Мы должны извлечь максимум из наших гор и приходить к ним с правильным духом, ибо они никогда не подавят безразличие сокрушительной силой четырнадцати тысяч футов скал и снега. И в этом заключается особое очарование скалолазания. Оно обеспечивает самый резкий из возможных контрастов с повседневной жизнью и выбивает педанта из его колеи. Есть только два направления, в которых средний англичанин наших дней может вернуться к суровым реалиям жизни как борьбе человека с Природой — горы и море. Отсюда тщетность обычного насмешливого выпада против скалолаза — что он поднимается на свою гору трудным путем вместо того, чтобы подняться по самому легкому; подразумевается, конечно, что истинная философия жизни суммируется в категорическом императиве Америки — «Доберись туда». С таким же успехом можно насмехаться над настоящим яхтсменом, потому что он предпочитает переплыть на своей лодке через Ла-Манш, не без опасности и дискомфорта, когда он мог бы переправиться на новейшем турбинном пароходе и едва заметить, что вообще покидал берег. Каждый пытается по-своему вырваться из оков цивилизации. Не импульс является искусственным и извращенным, а условия жизни, которые закрывают все другие пути к бегству.

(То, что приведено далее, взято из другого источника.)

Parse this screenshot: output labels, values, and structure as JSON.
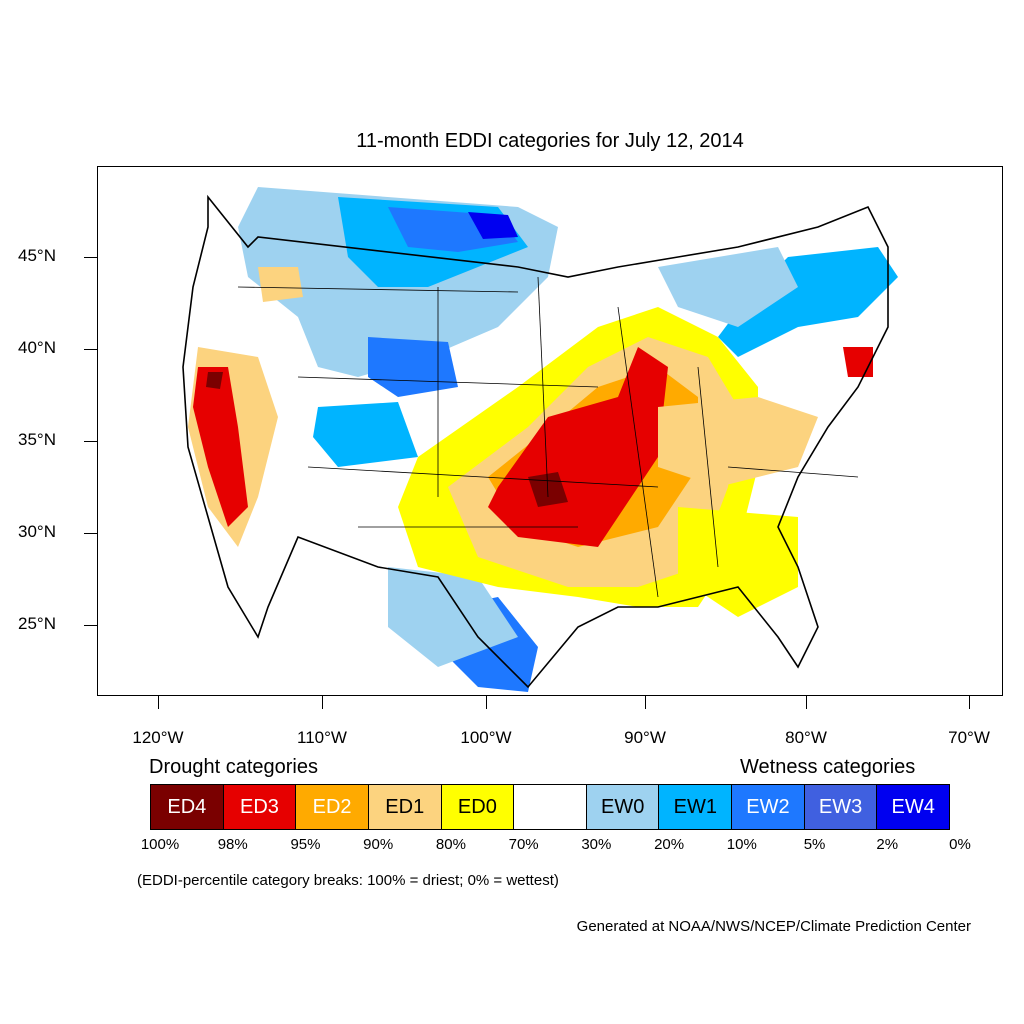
{
  "title": "11-month EDDI categories for July 12, 2014",
  "map": {
    "lat_labels": [
      "45°N",
      "40°N",
      "35°N",
      "30°N",
      "25°N"
    ],
    "lon_labels": [
      "120°W",
      "110°W",
      "100°W",
      "90°W",
      "80°W",
      "70°W"
    ]
  },
  "legend": {
    "drought_heading": "Drought categories",
    "wetness_heading": "Wetness categories",
    "categories": [
      {
        "label": "ED4",
        "color": "#7a0000",
        "text_color": "#ffffff"
      },
      {
        "label": "ED3",
        "color": "#e60000",
        "text_color": "#ffffff"
      },
      {
        "label": "ED2",
        "color": "#ffaa00",
        "text_color": "#ffffff"
      },
      {
        "label": "ED1",
        "color": "#fcd37f",
        "text_color": "#000000"
      },
      {
        "label": "ED0",
        "color": "#ffff00",
        "text_color": "#000000"
      },
      {
        "label": "",
        "color": "#ffffff",
        "text_color": "#000000"
      },
      {
        "label": "EW0",
        "color": "#9ed2f0",
        "text_color": "#000000"
      },
      {
        "label": "EW1",
        "color": "#00b4ff",
        "text_color": "#000000"
      },
      {
        "label": "EW2",
        "color": "#1e78ff",
        "text_color": "#ffffff"
      },
      {
        "label": "EW3",
        "color": "#4060e0",
        "text_color": "#ffffff"
      },
      {
        "label": "EW4",
        "color": "#0000f0",
        "text_color": "#ffffff"
      }
    ],
    "percentiles": [
      "100%",
      "98%",
      "95%",
      "90%",
      "80%",
      "70%",
      "30%",
      "20%",
      "10%",
      "5%",
      "2%",
      "0%"
    ]
  },
  "note": "(EDDI-percentile category breaks: 100% = driest; 0% = wettest)",
  "credit": "Generated at NOAA/NWS/NCEP/Climate Prediction Center"
}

Очень трудно сказать, сколько радости в лазании — физической, сколько — эстетической. Эти две стороны влияют друг на друга. Восприятие наиболее остро во время физического подъема, и, наоборот, ничто так не способствует чувству жизненной энергии и благополучия, как понимание красоты. И все же истина этого часто не осознается. Рескин с его упоминанием о жирном столбе типичен для большого числа людей, которые, по-видимому, думают, что, поскольку удовольствие альпиниста отчасти физическое, созерцание не может играть в нем никакой роли. Они говорят также, что мы должны смотреть на горы как на картину, которая так повешена заботливым Провидением, что ее можно должным образом оценить только из долин, где люди и должны оставаться. Мы, кто подходит ближе, получаем неправильную перспективу, как слишком любопытный критик, который не видит картины из-за краски. Был ли Суинберн менее поэтом, потому что его восторгом было покинуть защищенный берег и плыть в море, борясь с его волнами и соизмеряя свою силу с их силой? Физическая борьба приносит проницательность и понимание, вместо того чтобы отрицать их. Только моряк понимает море, только альпинист понимает горы. Неверно, конечно, и то, что красоту гор лучше всего оценивать снизу. Это вымысел, придуманный равнинным жителем, чтобы оправдать свое отсутствие предприимчивости. Даже на Британских островах, где секреты холмов охраняются не так хорошо, как в Альпах, есть сотни шотландских корри и валлийских кумов, куда никто, кроме альпиниста, никогда не заходит. Турист, который путешествует через Гленко, не видит ничего столь прекрасного, как верхние скалы Бидиан-нан-Биан или пропасти Бучайлле-Этиве. Подстегиваемый совершенно недостойными мотивами, он может пробираться по трудоемким южным склонам Невиса и покупать почтовые открытки на вершине. Под его ногами тупая аморфная вершина обрывается великолепными пропастями к Алт-а-Муйлинн. Но он не увидит ничего, кроме опускающегося переднего плана из плоских камней. Он может любоваться видом с вершины Скофелла, но альпинист в нескольких сотнях ярдов от него на гребне Пиннакл движется в другом и более прекрасном мире. С другой стороны долины Лливедд кажется безликой стеной, величественной только в размахе своего спуска к Кум-Двли. Но альпинисту она открывает бесконечное разнообразие скальных пейзажей. Нет плоского переднего плана, который отвлекал бы от чувства высоты. Глаз смотрит прямо через милю пустоты на противостоящие бастионы Криб-Гох.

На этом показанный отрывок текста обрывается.